Back in the 1770s, Jews were only allowed in Sweden if they converted to Christianity – until one Aron Isak, a seal engraver from Germany, rejected this demand: "I would not change my religion for all the gold in the world." This so impressed Stockholm's lord mayor that he advised Mr. Isak to talk to King Gustav III, who granted Isak not only the right to become Sweden's first Jewish citizen, but to bring with him 10 more Jewish families so that he could have a minyan.
From a quiet life among a tolerant and liberal population, Jewish life in Sweden and most of Europe has become a nightmare – as Muslim immigrants from all over the Islamic world have flooded the country, rising to over 4 percent of the population.
Since the recent war in Gaza, life for Swedish Jews has become even more intolerable.
"We have always known that there are those who hate us in Sweden, but this time it was expressed more powerfully, because there were so many anti-Semitic remarks and attacks by anti-Semites that it was impossible to follow. Even among celebrities, politicians and journalists – it was not a criticism of the operation in Gaza, but really hate against Jews," Victor Borslí¶v-Reichmann, a 22-yearold Swedish-Jewish student, told NRG.
The irony of Europe having historically closed its doors to Jews only to now open them wide to Muslims is hard to ignore. In Sweden, at least, this has not brought blessing.
In the first seven months of 2013, over 1,000 Swedish women reported being raped by Muslim immigrants in the capital, a large percentage of them preteens.

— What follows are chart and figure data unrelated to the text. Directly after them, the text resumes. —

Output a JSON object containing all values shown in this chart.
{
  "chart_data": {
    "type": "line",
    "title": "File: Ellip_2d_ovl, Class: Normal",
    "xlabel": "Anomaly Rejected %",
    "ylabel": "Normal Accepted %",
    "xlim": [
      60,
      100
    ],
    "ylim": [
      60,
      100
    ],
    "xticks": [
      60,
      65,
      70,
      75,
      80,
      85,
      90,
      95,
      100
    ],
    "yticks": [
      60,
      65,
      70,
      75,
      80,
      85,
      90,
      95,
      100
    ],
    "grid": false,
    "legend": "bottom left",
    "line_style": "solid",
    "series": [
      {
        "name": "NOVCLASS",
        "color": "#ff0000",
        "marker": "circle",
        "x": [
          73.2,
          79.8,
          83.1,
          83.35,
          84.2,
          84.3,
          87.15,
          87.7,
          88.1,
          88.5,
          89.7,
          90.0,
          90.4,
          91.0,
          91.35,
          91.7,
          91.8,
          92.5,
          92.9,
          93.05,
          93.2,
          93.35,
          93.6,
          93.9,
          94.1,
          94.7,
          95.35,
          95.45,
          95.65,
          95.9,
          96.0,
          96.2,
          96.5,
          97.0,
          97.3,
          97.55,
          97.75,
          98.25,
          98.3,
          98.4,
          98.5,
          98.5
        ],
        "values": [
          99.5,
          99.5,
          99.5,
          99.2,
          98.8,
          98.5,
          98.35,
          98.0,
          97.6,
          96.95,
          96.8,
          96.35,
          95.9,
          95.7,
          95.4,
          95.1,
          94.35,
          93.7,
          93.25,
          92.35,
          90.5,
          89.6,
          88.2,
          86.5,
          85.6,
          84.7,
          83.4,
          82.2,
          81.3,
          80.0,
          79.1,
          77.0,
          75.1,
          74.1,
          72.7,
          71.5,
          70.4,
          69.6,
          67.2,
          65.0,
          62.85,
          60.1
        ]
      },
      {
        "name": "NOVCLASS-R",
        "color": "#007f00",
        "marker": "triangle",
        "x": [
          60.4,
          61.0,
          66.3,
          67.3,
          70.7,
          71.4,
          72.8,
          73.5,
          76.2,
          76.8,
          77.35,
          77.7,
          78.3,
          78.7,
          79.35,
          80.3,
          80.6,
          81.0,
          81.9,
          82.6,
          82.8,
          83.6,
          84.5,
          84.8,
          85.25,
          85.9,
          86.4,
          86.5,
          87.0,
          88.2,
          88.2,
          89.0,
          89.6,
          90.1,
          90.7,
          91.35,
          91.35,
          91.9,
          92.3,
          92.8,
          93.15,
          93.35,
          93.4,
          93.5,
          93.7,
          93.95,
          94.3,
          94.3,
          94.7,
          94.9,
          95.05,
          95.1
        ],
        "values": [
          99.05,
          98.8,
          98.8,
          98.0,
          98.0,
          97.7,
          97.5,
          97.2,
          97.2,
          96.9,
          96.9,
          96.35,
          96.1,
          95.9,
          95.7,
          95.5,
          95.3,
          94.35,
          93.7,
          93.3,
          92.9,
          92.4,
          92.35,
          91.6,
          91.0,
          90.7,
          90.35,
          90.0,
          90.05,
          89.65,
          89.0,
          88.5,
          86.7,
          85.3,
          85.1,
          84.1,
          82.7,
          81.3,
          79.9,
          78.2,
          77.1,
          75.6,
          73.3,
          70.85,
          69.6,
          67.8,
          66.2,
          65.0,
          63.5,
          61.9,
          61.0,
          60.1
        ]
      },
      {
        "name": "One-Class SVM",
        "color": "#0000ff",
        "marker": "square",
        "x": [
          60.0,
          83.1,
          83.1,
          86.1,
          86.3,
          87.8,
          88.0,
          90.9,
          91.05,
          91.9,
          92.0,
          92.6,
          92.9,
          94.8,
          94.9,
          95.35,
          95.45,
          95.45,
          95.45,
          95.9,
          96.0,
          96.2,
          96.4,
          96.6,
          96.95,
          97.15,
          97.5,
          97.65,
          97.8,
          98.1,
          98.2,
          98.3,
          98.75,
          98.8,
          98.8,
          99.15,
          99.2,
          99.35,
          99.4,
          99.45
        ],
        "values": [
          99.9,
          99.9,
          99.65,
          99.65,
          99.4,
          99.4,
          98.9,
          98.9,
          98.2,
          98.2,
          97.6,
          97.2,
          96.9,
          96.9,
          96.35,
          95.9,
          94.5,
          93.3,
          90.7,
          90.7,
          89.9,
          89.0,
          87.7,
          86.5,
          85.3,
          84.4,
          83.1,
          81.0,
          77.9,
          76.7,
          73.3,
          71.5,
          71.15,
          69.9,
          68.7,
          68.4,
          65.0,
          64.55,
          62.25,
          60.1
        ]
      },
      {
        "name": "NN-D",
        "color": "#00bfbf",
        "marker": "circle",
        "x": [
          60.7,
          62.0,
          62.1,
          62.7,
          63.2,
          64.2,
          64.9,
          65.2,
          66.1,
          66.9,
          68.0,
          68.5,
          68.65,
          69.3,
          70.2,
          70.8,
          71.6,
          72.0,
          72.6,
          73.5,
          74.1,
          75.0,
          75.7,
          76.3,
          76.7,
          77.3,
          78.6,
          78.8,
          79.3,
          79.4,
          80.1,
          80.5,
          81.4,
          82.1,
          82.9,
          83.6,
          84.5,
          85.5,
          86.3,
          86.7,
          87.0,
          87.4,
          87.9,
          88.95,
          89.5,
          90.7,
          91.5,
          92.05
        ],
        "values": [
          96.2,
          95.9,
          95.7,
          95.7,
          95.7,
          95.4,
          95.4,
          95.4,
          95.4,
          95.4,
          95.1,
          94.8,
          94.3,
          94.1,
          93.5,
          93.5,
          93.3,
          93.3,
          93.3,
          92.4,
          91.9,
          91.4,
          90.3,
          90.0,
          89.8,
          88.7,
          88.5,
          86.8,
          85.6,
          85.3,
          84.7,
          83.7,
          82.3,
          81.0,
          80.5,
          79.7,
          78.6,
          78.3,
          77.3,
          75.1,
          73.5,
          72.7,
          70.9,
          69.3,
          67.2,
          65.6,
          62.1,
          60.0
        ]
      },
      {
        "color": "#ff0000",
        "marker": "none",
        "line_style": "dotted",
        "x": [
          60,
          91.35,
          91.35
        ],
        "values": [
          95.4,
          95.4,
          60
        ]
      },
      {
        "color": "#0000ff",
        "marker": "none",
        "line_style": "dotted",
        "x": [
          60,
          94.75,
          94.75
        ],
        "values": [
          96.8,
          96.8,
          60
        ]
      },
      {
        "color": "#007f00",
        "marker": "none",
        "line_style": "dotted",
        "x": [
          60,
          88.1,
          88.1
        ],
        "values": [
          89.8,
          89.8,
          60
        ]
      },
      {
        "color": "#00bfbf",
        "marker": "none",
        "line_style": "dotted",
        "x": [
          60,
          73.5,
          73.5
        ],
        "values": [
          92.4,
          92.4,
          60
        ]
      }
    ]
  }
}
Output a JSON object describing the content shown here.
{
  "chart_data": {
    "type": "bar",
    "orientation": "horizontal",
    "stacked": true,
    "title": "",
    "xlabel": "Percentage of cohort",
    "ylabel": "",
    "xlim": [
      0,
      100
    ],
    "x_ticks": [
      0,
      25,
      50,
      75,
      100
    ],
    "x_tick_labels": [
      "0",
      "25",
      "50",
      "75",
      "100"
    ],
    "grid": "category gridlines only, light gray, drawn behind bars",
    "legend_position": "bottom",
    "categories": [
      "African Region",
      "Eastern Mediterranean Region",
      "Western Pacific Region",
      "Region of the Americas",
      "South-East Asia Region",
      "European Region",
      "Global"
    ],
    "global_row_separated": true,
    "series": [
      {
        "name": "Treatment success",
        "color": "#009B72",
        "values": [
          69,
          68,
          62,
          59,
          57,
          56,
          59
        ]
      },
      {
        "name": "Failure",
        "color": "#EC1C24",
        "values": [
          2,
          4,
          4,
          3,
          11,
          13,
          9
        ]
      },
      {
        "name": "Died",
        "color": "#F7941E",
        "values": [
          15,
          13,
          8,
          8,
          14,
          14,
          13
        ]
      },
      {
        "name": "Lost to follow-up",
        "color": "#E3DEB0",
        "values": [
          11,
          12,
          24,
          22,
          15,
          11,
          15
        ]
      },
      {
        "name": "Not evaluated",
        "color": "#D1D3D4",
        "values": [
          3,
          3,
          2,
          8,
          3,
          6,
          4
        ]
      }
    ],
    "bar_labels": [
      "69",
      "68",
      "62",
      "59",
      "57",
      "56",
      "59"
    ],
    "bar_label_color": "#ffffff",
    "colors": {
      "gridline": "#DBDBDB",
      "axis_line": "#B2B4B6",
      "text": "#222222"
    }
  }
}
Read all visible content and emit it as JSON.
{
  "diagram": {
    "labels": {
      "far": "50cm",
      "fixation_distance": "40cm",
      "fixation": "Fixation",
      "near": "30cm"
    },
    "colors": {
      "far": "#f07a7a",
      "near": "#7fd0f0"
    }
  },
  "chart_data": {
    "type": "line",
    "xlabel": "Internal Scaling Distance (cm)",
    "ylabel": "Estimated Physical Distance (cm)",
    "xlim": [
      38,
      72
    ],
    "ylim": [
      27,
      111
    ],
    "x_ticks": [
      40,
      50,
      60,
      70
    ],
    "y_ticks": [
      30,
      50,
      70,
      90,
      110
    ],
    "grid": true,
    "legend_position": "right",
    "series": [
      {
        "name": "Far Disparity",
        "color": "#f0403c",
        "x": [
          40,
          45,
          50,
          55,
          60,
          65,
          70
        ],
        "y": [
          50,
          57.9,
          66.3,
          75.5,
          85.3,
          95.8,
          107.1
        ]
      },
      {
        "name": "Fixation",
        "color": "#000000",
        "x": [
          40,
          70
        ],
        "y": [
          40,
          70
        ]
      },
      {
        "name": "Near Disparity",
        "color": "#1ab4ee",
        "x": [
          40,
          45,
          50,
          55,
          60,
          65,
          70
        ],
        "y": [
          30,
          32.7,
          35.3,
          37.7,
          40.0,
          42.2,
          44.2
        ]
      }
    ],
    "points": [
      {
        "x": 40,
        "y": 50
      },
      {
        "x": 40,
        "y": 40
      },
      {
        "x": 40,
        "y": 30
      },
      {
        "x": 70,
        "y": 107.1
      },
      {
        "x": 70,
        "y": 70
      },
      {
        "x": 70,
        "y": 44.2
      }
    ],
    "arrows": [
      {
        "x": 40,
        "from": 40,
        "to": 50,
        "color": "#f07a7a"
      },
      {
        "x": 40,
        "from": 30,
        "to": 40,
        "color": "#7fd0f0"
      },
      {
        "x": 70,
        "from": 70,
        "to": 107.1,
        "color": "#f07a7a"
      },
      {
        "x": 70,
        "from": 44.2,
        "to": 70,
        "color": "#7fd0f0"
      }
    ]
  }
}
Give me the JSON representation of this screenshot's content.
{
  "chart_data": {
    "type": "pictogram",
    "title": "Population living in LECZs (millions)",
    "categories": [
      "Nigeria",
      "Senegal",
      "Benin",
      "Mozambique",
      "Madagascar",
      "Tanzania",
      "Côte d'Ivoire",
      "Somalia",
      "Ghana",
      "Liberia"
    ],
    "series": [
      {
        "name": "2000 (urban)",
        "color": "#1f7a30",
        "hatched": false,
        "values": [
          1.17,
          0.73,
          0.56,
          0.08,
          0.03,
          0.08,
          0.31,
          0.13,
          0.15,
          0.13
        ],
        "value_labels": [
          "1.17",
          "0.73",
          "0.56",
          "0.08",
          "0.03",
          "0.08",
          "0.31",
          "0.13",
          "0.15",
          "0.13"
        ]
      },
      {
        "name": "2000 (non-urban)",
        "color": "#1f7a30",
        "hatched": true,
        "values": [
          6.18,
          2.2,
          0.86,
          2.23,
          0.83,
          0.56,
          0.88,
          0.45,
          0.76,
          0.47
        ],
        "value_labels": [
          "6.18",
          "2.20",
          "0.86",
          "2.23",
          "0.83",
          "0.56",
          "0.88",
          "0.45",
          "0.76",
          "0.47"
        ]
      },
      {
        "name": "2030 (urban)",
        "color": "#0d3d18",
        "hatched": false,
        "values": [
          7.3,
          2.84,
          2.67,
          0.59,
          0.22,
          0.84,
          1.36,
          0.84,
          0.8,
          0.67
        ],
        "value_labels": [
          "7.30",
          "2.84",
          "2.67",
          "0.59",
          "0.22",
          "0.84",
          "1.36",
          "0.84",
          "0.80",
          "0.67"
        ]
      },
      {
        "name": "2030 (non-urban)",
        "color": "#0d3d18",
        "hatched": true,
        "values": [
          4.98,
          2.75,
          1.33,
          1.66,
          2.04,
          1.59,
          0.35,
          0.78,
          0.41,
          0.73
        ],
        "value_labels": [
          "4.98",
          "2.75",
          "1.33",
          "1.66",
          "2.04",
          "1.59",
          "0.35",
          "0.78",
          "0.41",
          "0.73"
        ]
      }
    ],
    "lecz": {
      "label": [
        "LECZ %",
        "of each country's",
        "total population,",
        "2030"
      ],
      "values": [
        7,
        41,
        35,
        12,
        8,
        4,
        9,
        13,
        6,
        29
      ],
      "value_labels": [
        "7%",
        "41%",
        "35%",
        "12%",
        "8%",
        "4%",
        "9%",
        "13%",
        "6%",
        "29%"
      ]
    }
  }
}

Our boat docked in Stockholm. Lots of lovely buildings. Lots of dark-haired men eyeing Swedish blondes. And many signs decrying the "slaughter" of Palestinians in Gaza.
I flew home to Israel. That first night back, there was a Color Red alert in Jerusalem.
Unfortunately, it felt like the new normal.
Even so, it was better than being in Sweden, or any other foreign place where local tranquility is bought by immoral ignorance.
But if George Santayana was right when he wrote "Those who cannot remember the past are condemned to repeat it," then it won't be tranquil in any of those places much longer.